The plans I have for my workshop specify F7 pine for the all the framing, which I'm having a bit of trouble finding. 
I asked the building surveyor and he said I could substitute MGP12, which is also not so easy to come by, MGP10 seems to be the most readily available. 
I've done a lot of looking around on the internet and most of what I've found places F8 in between MPG10 and 12, with no mention of F7. One document I found from the HIA has a table that places F7 just below MGP10 on the grade comparison. 
So, is MGP10 an acceptable substitute for F7, or should I perservere with my search for MGP12?

----------


## Gaza

MGP10 is equal to F5. 
MGP12 is about F7 or better. 
MGP12 is used by truss makers for some truss parts. so try them.

----------


## atregent

Success! I managed to find a timber yard that has some in stock. They've quoted me $5.45/lm, does that sound like a reasonable figure?

----------


## zacnelson

That sounds a bit high to me...

----------


## atregent

I'm getting mixed information now. I just rang another timber yard and was told the MGP10 is the replacement for F7. They also quoted me a more reasonable price, about $3.70/lm for 90x45 MGP12.

----------


## TermiMonster

Here's a link giving some idea of the differences: http://www.structuraldesigns.com.au/FAQs/Timber/MGP.htm
TM
PS. MGP stand for Machine Graded Pine, ie Radiata Pine, F7 is traditionally Oregon Pine.

----------


## john0

get the mgp12 if its available mate, as a general rule mgp 10 can replace up to f 5 and mgp 12 up to f 8, being f 7 on your plans and getting advice to replace with the mgp12 thats what i would do.

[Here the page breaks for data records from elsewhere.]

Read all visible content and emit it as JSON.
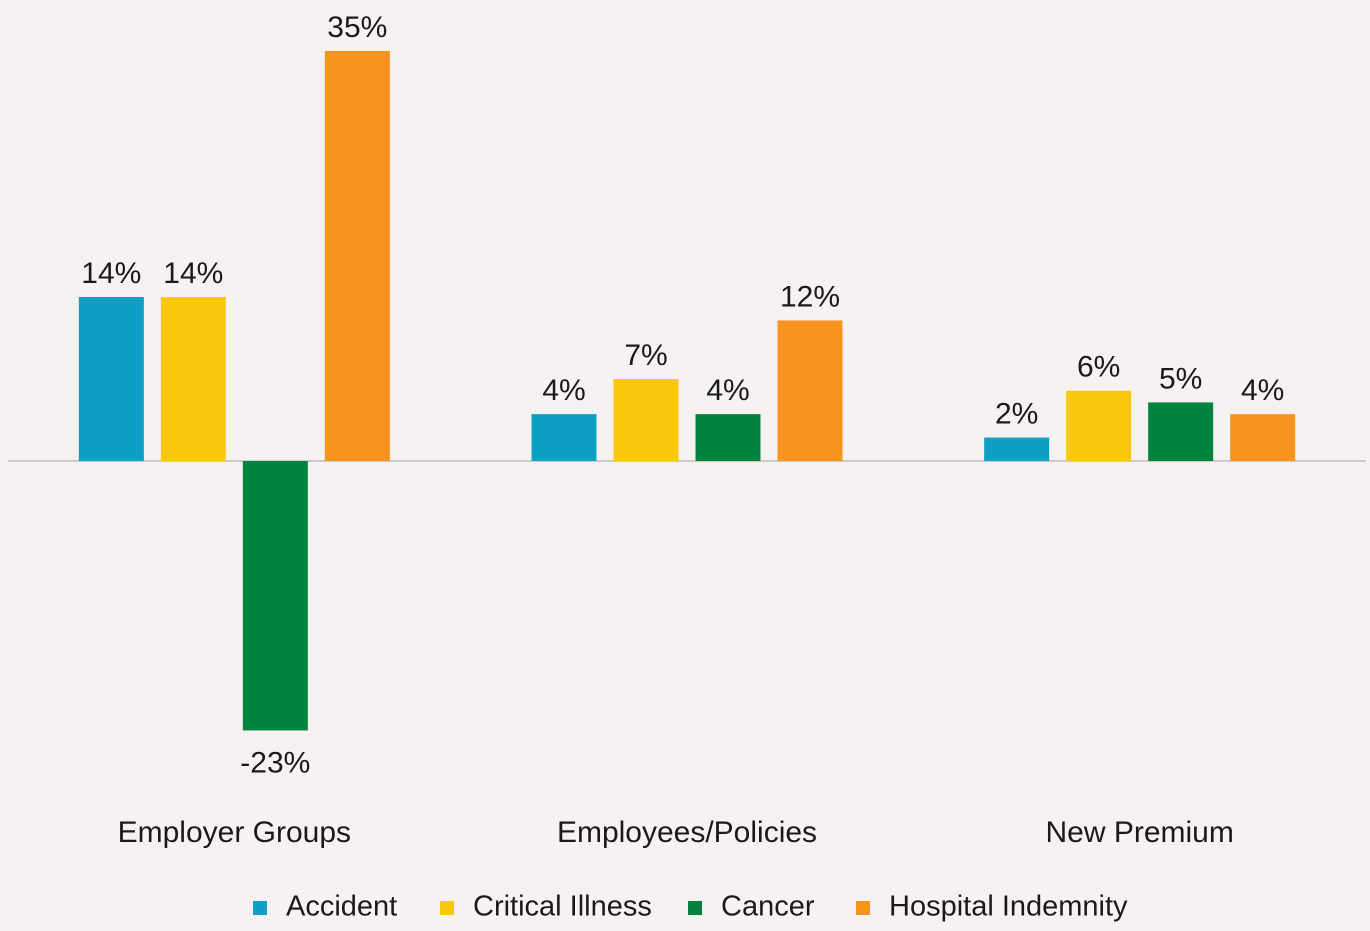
{
  "chart_data": {
    "type": "bar",
    "categories": [
      "Employer Groups",
      "Employees/Policies",
      "New Premium"
    ],
    "series": [
      {
        "name": "Accident",
        "color": "#0e9fc4",
        "values": [
          14,
          4,
          2
        ],
        "value_labels": [
          "14%",
          "4%",
          "2%"
        ]
      },
      {
        "name": "Critical Illness",
        "color": "#f9c80e",
        "values": [
          14,
          7,
          6
        ],
        "value_labels": [
          "14%",
          "7%",
          "6%"
        ]
      },
      {
        "name": "Cancer",
        "color": "#00843d",
        "values": [
          -23,
          4,
          5
        ],
        "value_labels": [
          "-23%",
          "4%",
          "5%"
        ]
      },
      {
        "name": "Hospital Indemnity",
        "color": "#f7931e",
        "values": [
          35,
          12,
          4
        ],
        "value_labels": [
          "35%",
          "12%",
          "4%"
        ]
      }
    ],
    "legend": "bottom"
  }
}
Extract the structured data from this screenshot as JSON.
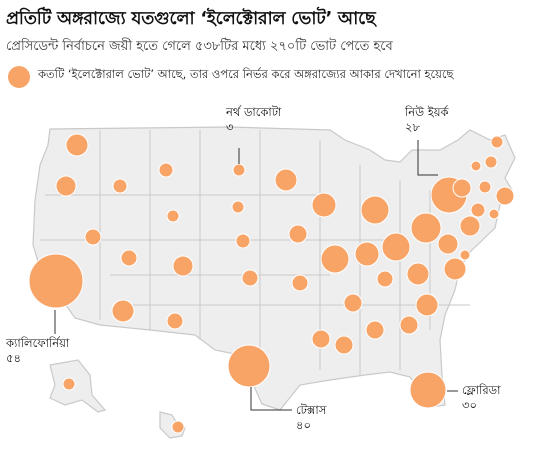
{
  "header": {
    "title": "প্রতিটি অঙ্গরাজ্যে যতগুলো ‘ইলেক্টোরাল ভোট’ আছে",
    "subtitle": "প্রেসিডেন্ট নির্বাচনে জয়ী হতে গেলে ৫৩৮টির মধ্যে ২৭০টি ভোট পেতে হবে"
  },
  "legend": {
    "text": "কতটি ‘ইলেক্টোরাল ভোট’ আছে, তার ওপরে নির্ভর করে অঙ্গরাজ্যের আকার দেখানো হয়েছে",
    "color": "#F7A466"
  },
  "callouts": {
    "north_dakota": {
      "name": "নর্থ ডাকোটা",
      "votes": "৩"
    },
    "new_york": {
      "name": "নিউ ইয়র্ক",
      "votes": "২৮"
    },
    "california": {
      "name": "ক্যালিফোর্নিয়া",
      "votes": "৫৪"
    },
    "texas": {
      "name": "টেক্সাস",
      "votes": "৪০"
    },
    "florida": {
      "name": "ফ্লোরিডা",
      "votes": "৩০"
    }
  },
  "chart_data": {
    "type": "proportional-symbol-map",
    "series": [
      {
        "state": "নর্থ ডাকোটা",
        "votes": 3
      },
      {
        "state": "নিউ ইয়র্ক",
        "votes": 28
      },
      {
        "state": "ক্যালিফোর্নিয়া",
        "votes": 54
      },
      {
        "state": "টেক্সাস",
        "votes": 40
      },
      {
        "state": "ফ্লোরিডা",
        "votes": 30
      }
    ],
    "total_votes": 538,
    "votes_to_win": 270,
    "bubble_color": "#F7A466",
    "map_fill": "#eeeeee",
    "border_color": "#c9c9c9"
  }
}
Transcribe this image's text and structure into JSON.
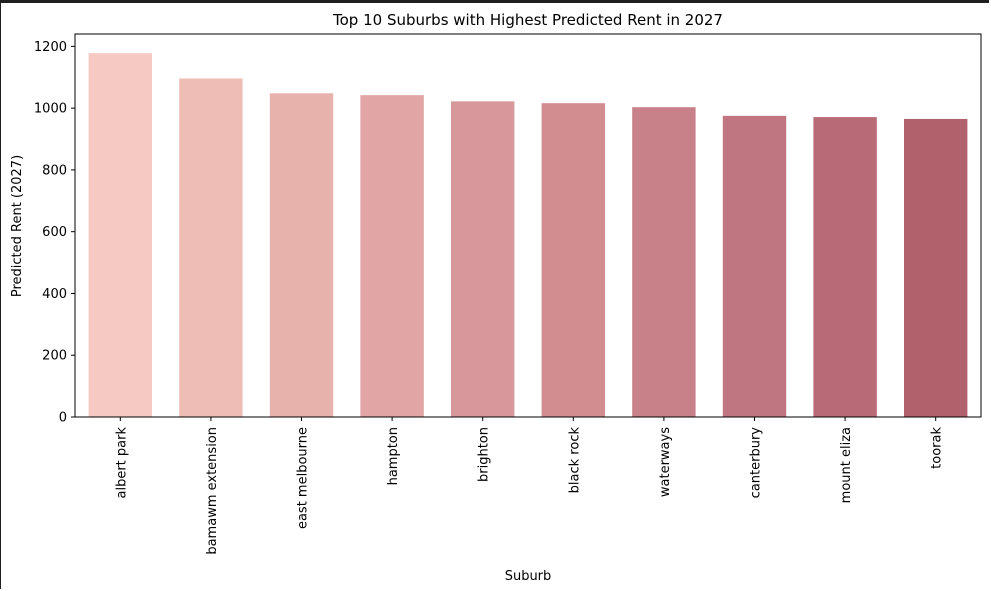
{
  "chart_data": {
    "type": "bar",
    "title": "Top 10 Suburbs with Highest Predicted Rent in 2027",
    "xlabel": "Suburb",
    "ylabel": "Predicted Rent (2027)",
    "categories": [
      "albert park",
      "bamawm extension",
      "east melbourne",
      "hampton",
      "brighton",
      "black rock",
      "waterways",
      "canterbury",
      "mount eliza",
      "toorak"
    ],
    "values": [
      1178,
      1096,
      1048,
      1042,
      1022,
      1016,
      1003,
      975,
      971,
      965
    ],
    "ylim": [
      0,
      1240
    ],
    "yticks": [
      0,
      200,
      400,
      600,
      800,
      1000,
      1200
    ],
    "colors": [
      "#f6cac3",
      "#eebeb6",
      "#e7b1ac",
      "#e0a5a4",
      "#d8989b",
      "#d28d91",
      "#c98189",
      "#c07680",
      "#b96a77",
      "#b0616b"
    ],
    "grid": false,
    "legend": false
  }
}
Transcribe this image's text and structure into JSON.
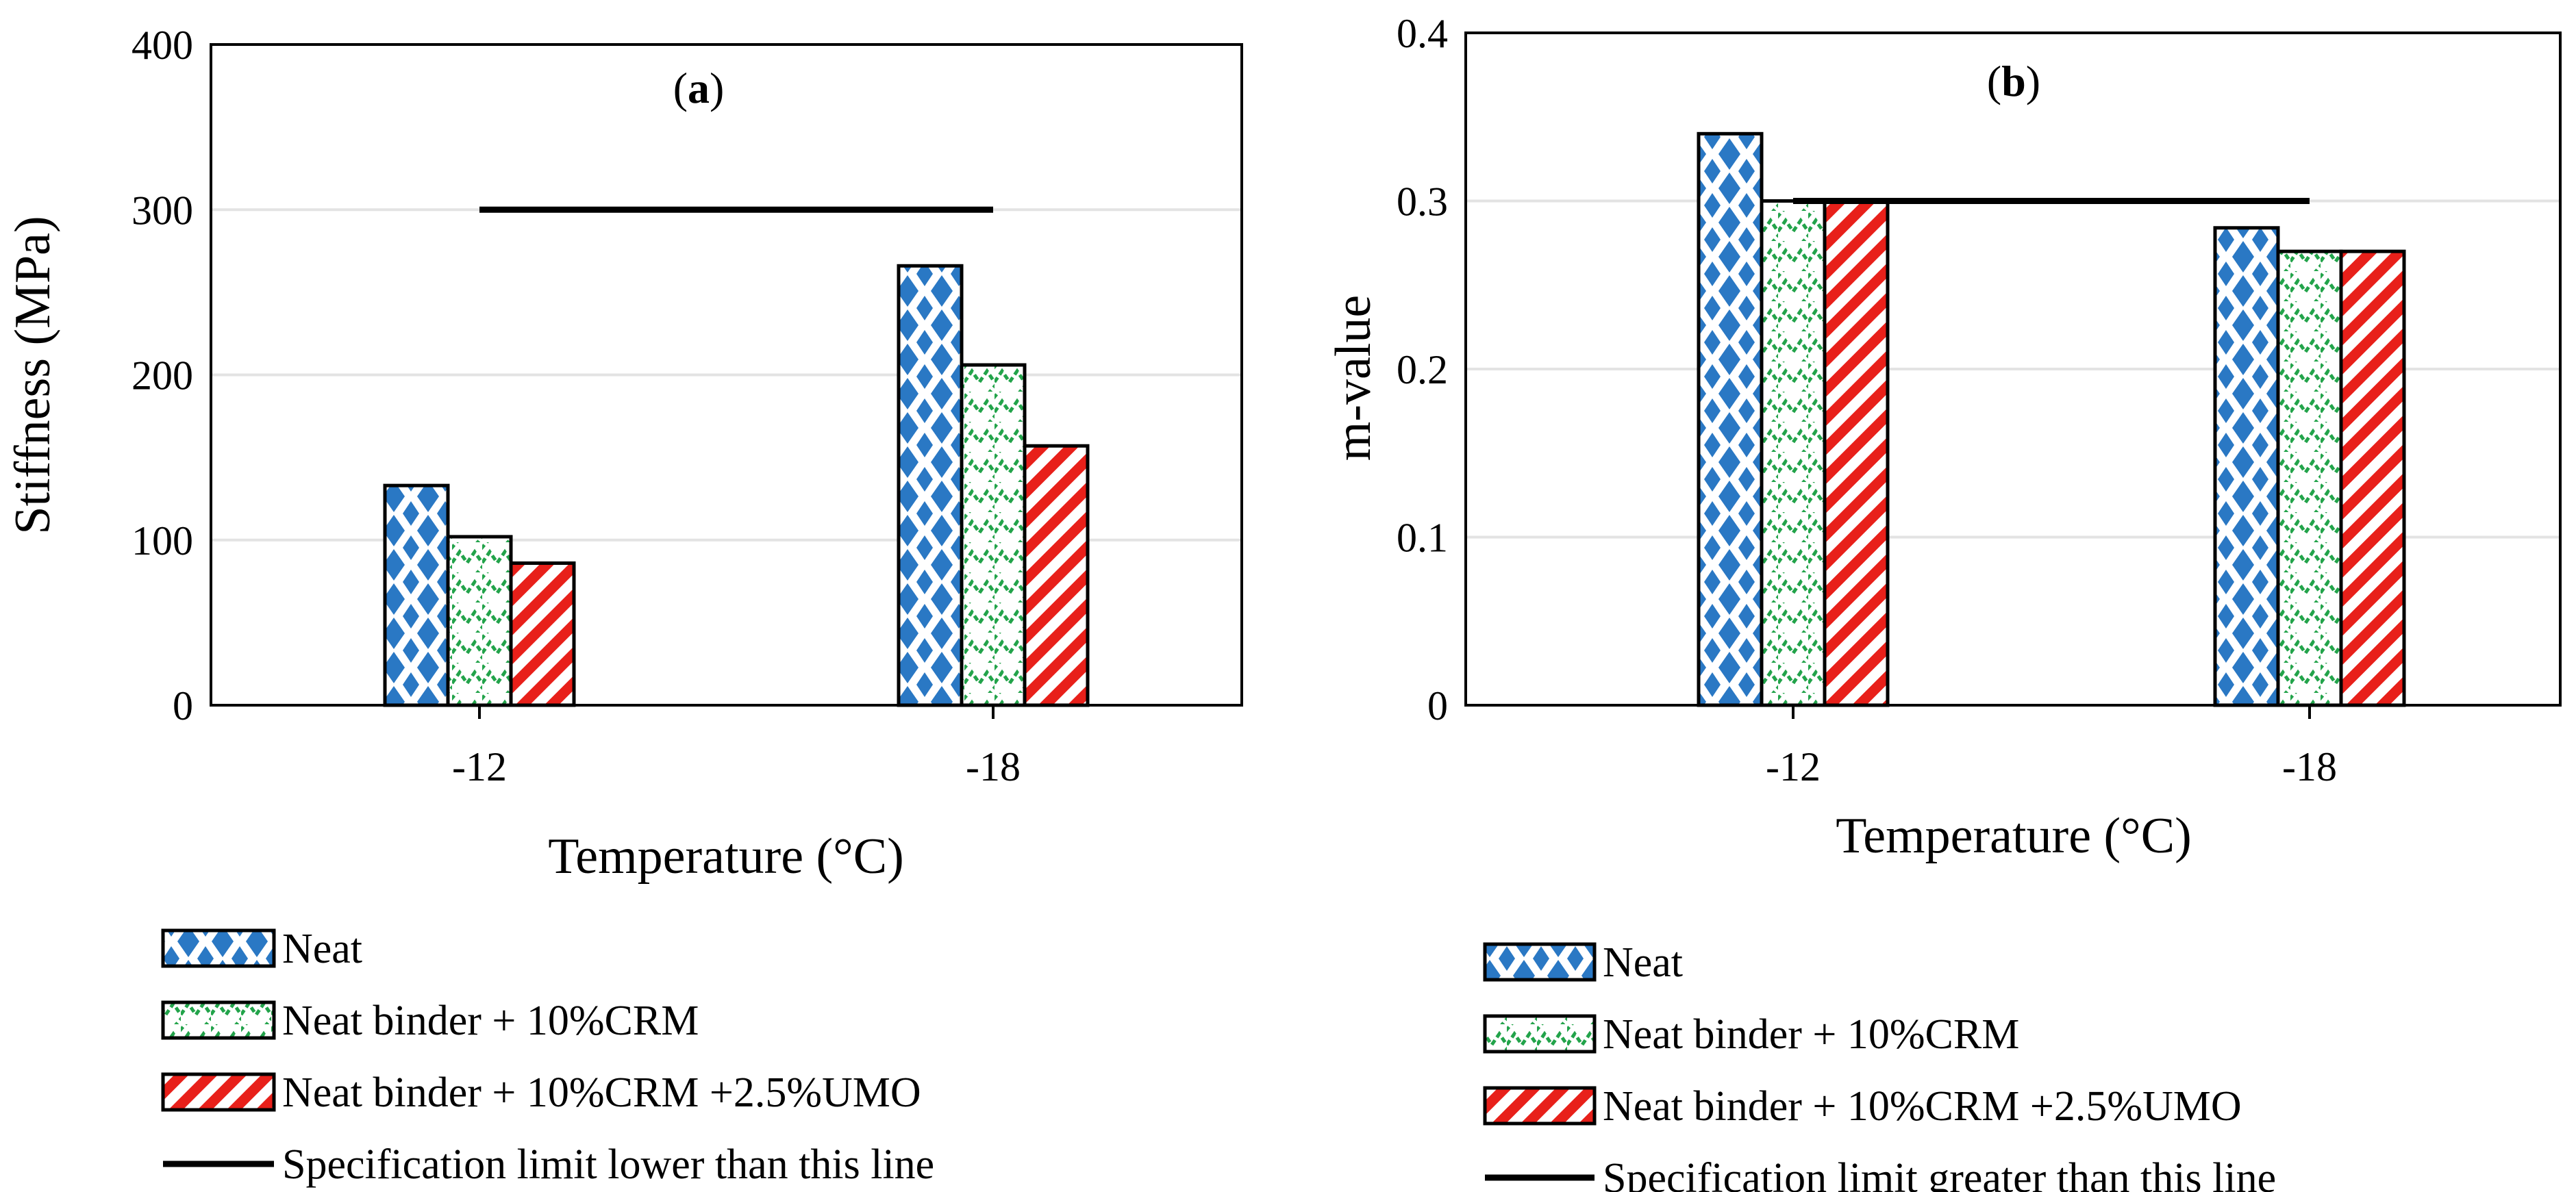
{
  "chart_data": [
    {
      "type": "bar",
      "panel_label": "a",
      "title": "",
      "xlabel": "Temperature (°C)",
      "ylabel": "Stiffness (MPa)",
      "ylim": [
        0,
        400
      ],
      "yticks": [
        0,
        100,
        200,
        300,
        400
      ],
      "grid": true,
      "categories": [
        "-12",
        "-18"
      ],
      "series": [
        {
          "name": "Neat",
          "values": [
            133,
            266
          ],
          "color": "#2a78c4",
          "pattern": "dots"
        },
        {
          "name": "Neat binder + 10%CRM",
          "values": [
            102,
            206
          ],
          "color": "#22a34a",
          "pattern": "zigzag"
        },
        {
          "name": "Neat binder + 10%CRM +2.5%UMO",
          "values": [
            86,
            157
          ],
          "color": "#e8201a",
          "pattern": "diagonal"
        }
      ],
      "reference_line": {
        "name": "Specification limit lower than this line",
        "value": 300,
        "from_category": "-12",
        "to_category": "-18"
      },
      "legend_position": "bottom"
    },
    {
      "type": "bar",
      "panel_label": "b",
      "title": "",
      "xlabel": "Temperature (°C)",
      "ylabel": "m-value",
      "ylim": [
        0,
        0.4
      ],
      "yticks": [
        "0",
        "0.1",
        "0.2",
        "0.3",
        "0.4"
      ],
      "grid": true,
      "categories": [
        "-12",
        "-18"
      ],
      "series": [
        {
          "name": "Neat",
          "values": [
            0.34,
            0.284
          ],
          "color": "#2a78c4",
          "pattern": "dots"
        },
        {
          "name": "Neat binder + 10%CRM",
          "values": [
            0.3,
            0.27
          ],
          "color": "#22a34a",
          "pattern": "zigzag"
        },
        {
          "name": "Neat binder + 10%CRM +2.5%UMO",
          "values": [
            0.3,
            0.27
          ],
          "color": "#e8201a",
          "pattern": "diagonal"
        }
      ],
      "reference_line": {
        "name": "Specification limit greater than this line",
        "value": 0.3,
        "from_category": "-12",
        "to_category": "-18"
      },
      "legend_position": "bottom"
    }
  ]
}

We usually pay around $18 for 6m lengths 70x35 so your second quote isnt bad for the 90x45

----------


## atregent

Sorted. Picked it all up this morning, 90x45 MGP12 for $3.50/lm. 
Now the fun begins...

----------


## journeyman Mick

> .............PS. MGP stand for Machine Graded Pine, ie Radiata Pine, F7 is traditionally Oregon Pine.

  
Actually it stands for Machine Proof Grading. F7 could be any species that passes a stress grade for F7. Ie it deflects a given amount for a particular load applied to a particular cross section. Timber can be visually graded as most oregon was and as most hardwood still is. 
Mick

----------


## john0

MGP = Machine Graded Pine 
MPG = Machine Proof Grading

----------